[Editor’s Note: While I am sort of retired from commenting on the state of policing in our nation, I will, from time to time post what a believe to be a necessary blog. This is one of those times.]
Reimagining Blue: Thoughts on Life, Leadership, and a New Way Forward in Policing
A New Book by Chief Kristen Ziman (Ret.)
“This deeply moving memoir is a story of resilience and perseverance in policing—and in life. It’s a raw and candid portrayal told by a flawed human about a noble profession suffering an identity crisis. Reimagining Blue is an urgent call to find a way forward, not because the system is broken, but because it can always be better.”
The above preface comes from Kristen Ziman’s book, “Reimagining Blue.” It’s a good intro. But I would add more – much more.
From my decades-long perspective, Ziman is the kind of woman I sought to hire throughout my career. And her book gives pages and pages of reasons why our nation’s police ranks need to be balanced in terms of both race and gender.
It took me 20 years (1972-1993) for me to move the number of uniformed women in the Madison (Wisc) Police Department from zero to 25 percent. Looking back, the number of women in our ranks was the major factor in improving police services in the city.

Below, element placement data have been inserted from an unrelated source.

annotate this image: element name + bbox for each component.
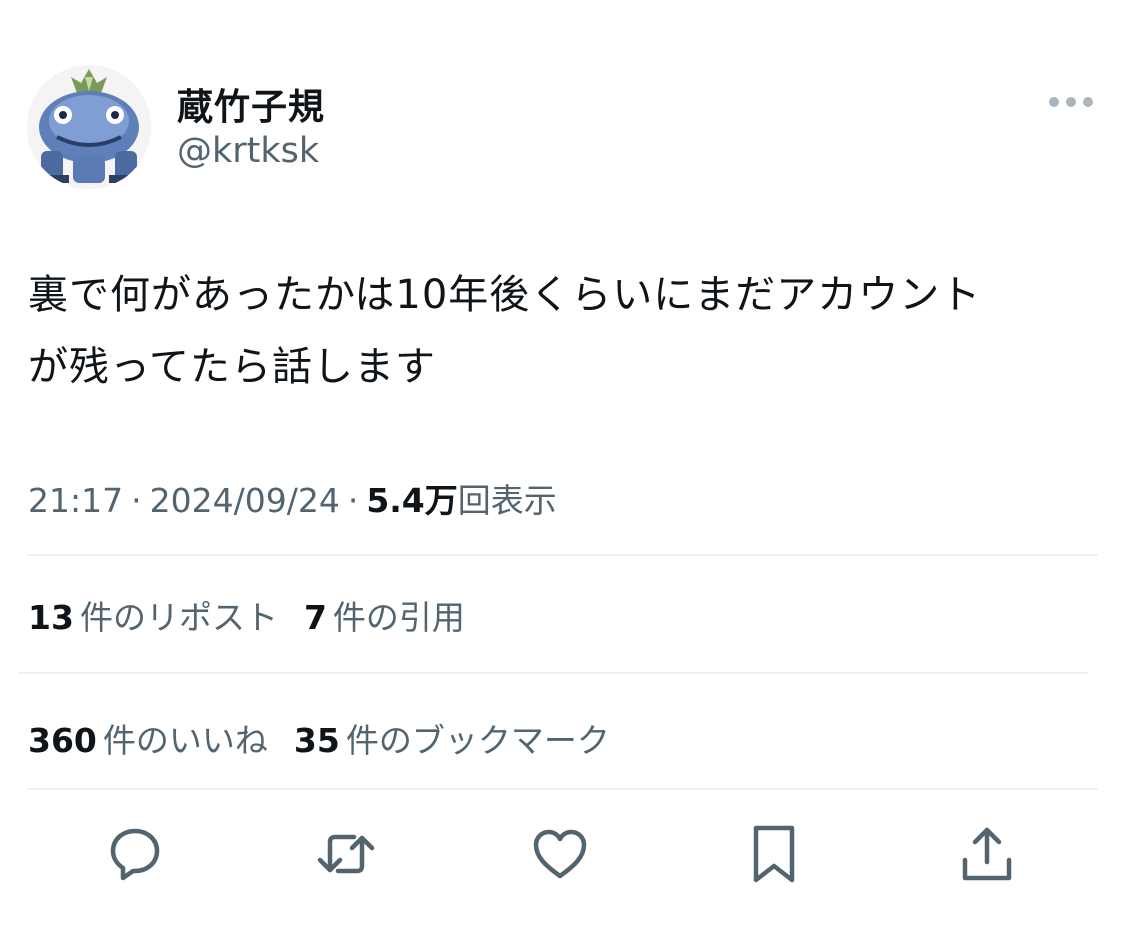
bookmark-button[interactable] — [742, 822, 806, 886]
tweet-meta: 21:17 · 2024/09/24 · 5.4万回表示 — [28, 474, 557, 522]
quote-count: 7 — [303, 598, 327, 637]
author-display-name[interactable]: 蔵竹子規 — [177, 78, 325, 130]
more-options-button[interactable] — [1045, 84, 1097, 120]
avatar[interactable] — [27, 65, 151, 189]
divider — [18, 672, 1088, 674]
share-icon — [962, 827, 1012, 881]
tweet-text-line: 裏で何があったかは10年後くらいにまだアカウント — [28, 272, 982, 318]
tweet-time[interactable]: 21:17 — [28, 481, 123, 520]
views-label: 回表示 — [457, 481, 557, 520]
tweet-date[interactable]: 2024/09/24 — [150, 481, 340, 520]
divider — [26, 788, 1098, 790]
quote-label: 件の引用 — [332, 598, 465, 637]
like-button[interactable] — [528, 822, 592, 886]
reply-icon — [110, 828, 160, 881]
action-bar — [0, 822, 1125, 886]
share-button[interactable] — [955, 822, 1019, 886]
repost-count-link[interactable]: 13 件のリポスト — [28, 591, 278, 639]
tweet-text-line: が残ってたら話します — [28, 344, 436, 390]
like-icon — [533, 829, 587, 879]
repost-icon — [317, 834, 375, 874]
repost-count: 13 — [28, 598, 74, 637]
tweet-text: 裏で何があったかは10年後くらいにまだアカウント が残ってたら話します — [28, 259, 1098, 403]
views-count: 5.4万 — [366, 481, 458, 520]
like-count: 360 — [28, 721, 97, 760]
reply-button[interactable] — [103, 822, 167, 886]
bookmark-label: 件のブックマーク — [345, 721, 610, 760]
bookmark-count: 35 — [293, 721, 340, 760]
quote-count-link[interactable]: 7 件の引用 — [304, 591, 465, 639]
meta-separator: · — [347, 481, 359, 520]
author-handle[interactable]: @krtksk — [177, 131, 319, 171]
divider — [26, 554, 1098, 556]
more-horizontal-icon — [1049, 97, 1093, 107]
meta-separator: · — [131, 481, 142, 520]
bookmark-count-link[interactable]: 35 件のブックマーク — [294, 714, 610, 762]
like-label: 件のいいね — [102, 721, 268, 760]
repost-button[interactable] — [314, 822, 378, 886]
stats-row-reposts: 13 件のリポスト 7 件の引用 — [28, 591, 491, 639]
bookmark-icon — [753, 825, 795, 883]
stats-row-likes: 360 件のいいね 35 件のブックマーク — [28, 714, 636, 762]
pixel-monster-avatar-icon — [27, 65, 151, 189]
repost-label: 件のリポスト — [79, 598, 278, 637]
like-count-link[interactable]: 360 件のいいね — [28, 714, 268, 762]
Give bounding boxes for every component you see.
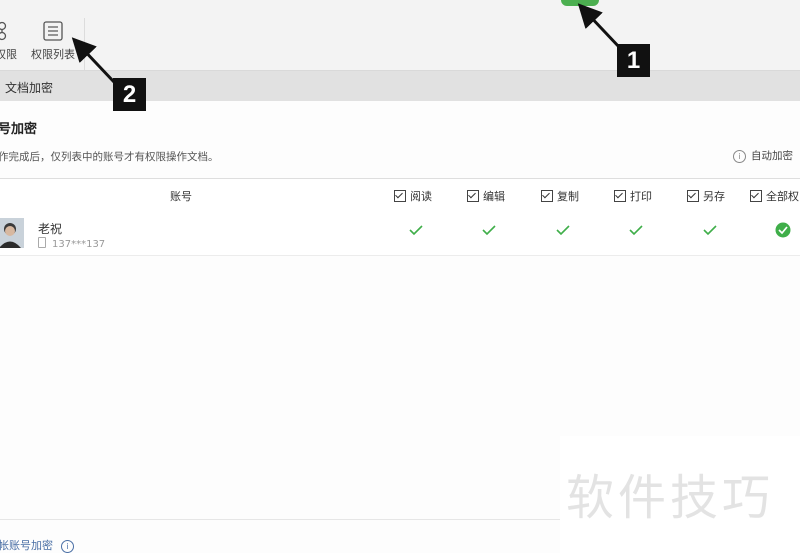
callout-2: 2 [113,78,146,111]
arrow-2 [71,37,116,84]
callout-1: 1 [617,44,650,77]
arrow-1 [577,3,622,50]
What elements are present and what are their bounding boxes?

Let me put this bluntly — women make better cops! While I do not advocate the removal of men from policing (though it would significantly reduce incidences of excessive force) I do propose a 60/40 gender distribution – 60 percent women and 40 percent men!
After I retired, the department continued to hire women and finally reached 35 percent – I would propose they, and other departments, need to move on into higher numbers.
What Ziman (with whom I am professionally acquainted) achieved was far more difficult than my progression in policing. While I was young, educated, and was on the forefront of developing Community-Oriented Policing, Ziman had to rise up, shine, and be recognized in a virtually all-male organization and exposed not only to the usual anti-female attitudes in all-male organizations, but also overcome her youth, size, advanced education, progressive ideas, and eventually, sexual orientation.
Whew! I thought I had it rough!
She was and is a strong survivor who refused to take on male leadership models of the day as some women leaders are prone to do (such as ‘My way or the highway!” or “Do as I say, not as I do!”). Instead, Ziman modelled and practiced “Servant Leadership;” a leadership style necessary to achieve excellence in any organization (especially police) because it helps people you are privileged to lead to grow and thrive.
Servant Leadership asks more questions than dictates answers, “How can I help you become more effective and successful in your job?”
Today’s leaders need to practice this more than traditional styles of coercive-based management (I won’t call this style “leadership!”)
I urge young leaders (and more malleable older ones) to read Ziman’s book. Learn how she survived and thrived to the point that she was recently one of four finalists for the position of Superintendent of the Chicago Police Department. Then, while you are at it, take a look at what I had written a decade ago. Two generations of police leaders – same conclusions and recommendations on the way forward!
You will also find in these pages a woman leader who was able to juggle raising a family with her career, married a fellow officer, then divorced him, and re-married another officer who is a woman.
She knows very well about the allies, mentors, “haters” and roadblocks she encountered along the path of her career. Read her book. I greatly enjoyed and learned from it.
I say “hats off” to you Kristen. Press on. Continue to boldly tell your story… follow your dream!